When is it Acting Out not to be an Activist?’
David Morgan, Institute of Psychoanalysis
Psychoanalysis has profoundly helped to change the lives of many due to its powerful engagement with the individual unconscious. Although he was never directly involved in politics himself, Sigmund Freud’s contribution to political thinking cannot be overstated. He was fascinated with the way that our internal conflicts as individuals have outward consequences in the world at large – and many of his ideas laid down the basis of what has become an enormous body of thought on how society works. External worries among the people I see in my consulting room are becoming so common, so persistent, that I find myself focusing both on the problems that are specific to the individual patients, but increasingly on what is happening to the fabric of their daily lives.

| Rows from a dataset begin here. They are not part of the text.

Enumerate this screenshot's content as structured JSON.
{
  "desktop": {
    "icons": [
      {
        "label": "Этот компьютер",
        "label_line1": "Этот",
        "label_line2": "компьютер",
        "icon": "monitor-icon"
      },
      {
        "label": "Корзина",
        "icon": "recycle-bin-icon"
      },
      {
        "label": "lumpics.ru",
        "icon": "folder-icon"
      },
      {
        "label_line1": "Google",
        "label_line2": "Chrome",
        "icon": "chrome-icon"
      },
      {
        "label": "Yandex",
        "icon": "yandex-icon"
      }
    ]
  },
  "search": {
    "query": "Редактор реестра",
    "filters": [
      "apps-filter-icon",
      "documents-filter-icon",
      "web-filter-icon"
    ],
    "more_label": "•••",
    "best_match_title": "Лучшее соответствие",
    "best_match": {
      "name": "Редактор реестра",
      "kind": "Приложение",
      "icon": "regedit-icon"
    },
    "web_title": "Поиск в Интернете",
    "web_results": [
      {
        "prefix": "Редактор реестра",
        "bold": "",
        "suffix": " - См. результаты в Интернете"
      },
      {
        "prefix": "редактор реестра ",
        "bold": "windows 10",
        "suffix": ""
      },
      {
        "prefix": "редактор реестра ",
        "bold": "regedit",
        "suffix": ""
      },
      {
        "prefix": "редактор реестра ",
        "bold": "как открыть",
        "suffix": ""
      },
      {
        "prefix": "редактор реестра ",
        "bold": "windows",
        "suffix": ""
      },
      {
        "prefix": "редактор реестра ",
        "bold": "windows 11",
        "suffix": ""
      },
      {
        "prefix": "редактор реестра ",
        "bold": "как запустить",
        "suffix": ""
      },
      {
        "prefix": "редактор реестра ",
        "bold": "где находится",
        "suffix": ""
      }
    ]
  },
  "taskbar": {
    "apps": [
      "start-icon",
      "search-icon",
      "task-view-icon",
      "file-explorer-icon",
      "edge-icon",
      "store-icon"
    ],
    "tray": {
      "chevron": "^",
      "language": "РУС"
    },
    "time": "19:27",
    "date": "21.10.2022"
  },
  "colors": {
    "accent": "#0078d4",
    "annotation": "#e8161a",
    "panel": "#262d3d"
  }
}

A question that arises is whether psychoanalysis equips us to understand the imperviousness of the haves (1%) to the rest, the have nots. Are they are just as troubled and don’t know what to do? Or is this a ‘winner takes all’ society dominated by the market place alone? What place does political activism have within psychoanalysis?
David Morgan will address these issues drawing on his experience of working with whistleblowers and other activists. He is a Consultant Psychotherapist, and Psychoanalyst with the British Psychoanalytic Society. He is also organiser of the ‘Political Mind’ Seminars at the Institute of Psychoanalysis, and of the radio broadcasts ‘Frontier Psychoanalysis’.